The Dangers of Content Platforms

Platforms are a useful tool, but it dangerous to use them as the primary home for your content. If you want to start publishing, you aren’t required to set up your own domain and personal site. There are platforms available now that allow you to post instantly. The most popular is Medium.com, and for developers, there is Dev.to. You can also publish articles on LinkedIn and Quora. Despite the ease of use and the promise of more distribution, I strongly suggest that you set up a site you own from the beginning. 

What’s wrong with platforms?

When you publish on a platform, you’re participating in what Nicolas Carr calls “digital sharecropping”: 

“One of the fundamental economic characteristics of Web 2.0 is the distribution of production into the hands of the many and the concentration of the economic rewards into the hands of the few.”

Nicolas Carr

When you publish on other people’s sites, you are doing work for their benefit. They can decide to change the rules at any point. In fact, Medium did just that, causing all kinds of issues for contributors.

Example: FreeCodeCamp

FreeCodeCamp was originally a publication on Medium. A publication is a collective of posts controlled by editors. They can choose to allow submissions of articles, creating a platform within a platform. Then, Medium decided to move away from advertising and towards a paywall system. Paywalls aren’t a good look when your name is “Free Code Camp,” so they decided to move their content to their own platform. When they did this, they removed all of the canonical URLs from the pages, which referenced the author’s original work. They also removed several links to the author’s pages.

Medium’s terms of service say that you own the right to your content, but do you really?

In addition to content platforms, there’s also social media. I’ve seen a couple people talk about how Twitter threads are the new blog posts, and that is an idea I can’t get behind.
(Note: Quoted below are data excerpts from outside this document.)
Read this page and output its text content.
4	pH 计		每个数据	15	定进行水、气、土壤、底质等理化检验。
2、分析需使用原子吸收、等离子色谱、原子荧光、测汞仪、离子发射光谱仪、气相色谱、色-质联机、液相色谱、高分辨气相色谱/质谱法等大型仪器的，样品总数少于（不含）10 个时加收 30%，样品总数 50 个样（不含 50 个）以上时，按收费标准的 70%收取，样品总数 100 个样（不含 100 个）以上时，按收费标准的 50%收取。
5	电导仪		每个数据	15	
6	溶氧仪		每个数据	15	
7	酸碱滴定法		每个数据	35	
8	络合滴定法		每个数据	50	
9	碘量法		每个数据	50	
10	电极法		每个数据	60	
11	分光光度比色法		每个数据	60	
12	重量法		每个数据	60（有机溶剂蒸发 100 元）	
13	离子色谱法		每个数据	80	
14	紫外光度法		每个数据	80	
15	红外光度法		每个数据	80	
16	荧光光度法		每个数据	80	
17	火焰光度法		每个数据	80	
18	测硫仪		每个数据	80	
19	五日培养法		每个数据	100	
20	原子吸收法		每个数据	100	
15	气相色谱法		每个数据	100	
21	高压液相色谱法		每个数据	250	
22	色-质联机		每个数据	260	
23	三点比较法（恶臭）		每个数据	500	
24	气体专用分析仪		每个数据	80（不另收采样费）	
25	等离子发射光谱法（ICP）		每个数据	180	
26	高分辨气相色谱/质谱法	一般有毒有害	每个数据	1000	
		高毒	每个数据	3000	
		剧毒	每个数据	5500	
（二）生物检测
How Facebook Ruined Online Comedy

There was a time when comedy publishers became more and more dependent on Facebook as a traffic source. When Facebook decided to change the rules and assert more ownership, they realized they had given their businesses away to the Facebook machine. From a Vulture article: 

The whole story is basically that Facebook gets so much traffic that they started convincing publishers to post things on Facebook. For a long time, that was fine. People posted things on Facebook, then you would click those links and go to their websites. But then, gradually, Facebook started exerting more and more control of what was being seen, to the point that they, not our website, essentially became the main publishers of everyone’s content. Today, there’s no reason to go to a comedy website that has a video if that video is just right on Facebook. And that would be fine if Facebook compensated those companies for the ad revenue that was generated from those videos, but because Facebook does not pay publishers, there quickly became no money in making high-quality content for the internet.

Sarah Aswell, How Facebook is Killing Comedy

In both of these cases, platforms decided that you need to play by their rules and ensure they get paid. Otherwise, they will put themselves between you and your fans.

What to Do Instead

Publishing on your own is not without its own problems. You take on responsibility for hosting your content. You have to take content promotion into your own hands. In my experience, it’s worth it for the ownership. You will have a small piece of the internet that’s yours, and no one can take that from you.

Also, in my experience, the promise of additional traffic is overrated. On both Dev.to and Medium, to get any traction, you still need to promote your own content.

You can leverage these platforms as part of your content promotion strategy. Here are some ways I use them:

  • Syndicate content to dev.to, and formerly Medium. I don’t see any significant traffic from Medium, so I’ve cut it from my mix. 
  • Dev.to also acts as a communal space online. I enjoy using it to talk with other devs in the comment sections and post questions.
  • Use Twitter and tweet threads as experimental grounds. If I write about something and it gets a positive reaction, I consider digging deeper into it.

I’ve also seen other interesting strategies on platforms, but I cannot speak to their effectiveness.

Use platforms as a way to build your online presence. When you use them exclusively, you expose yourself to a large amount of risk.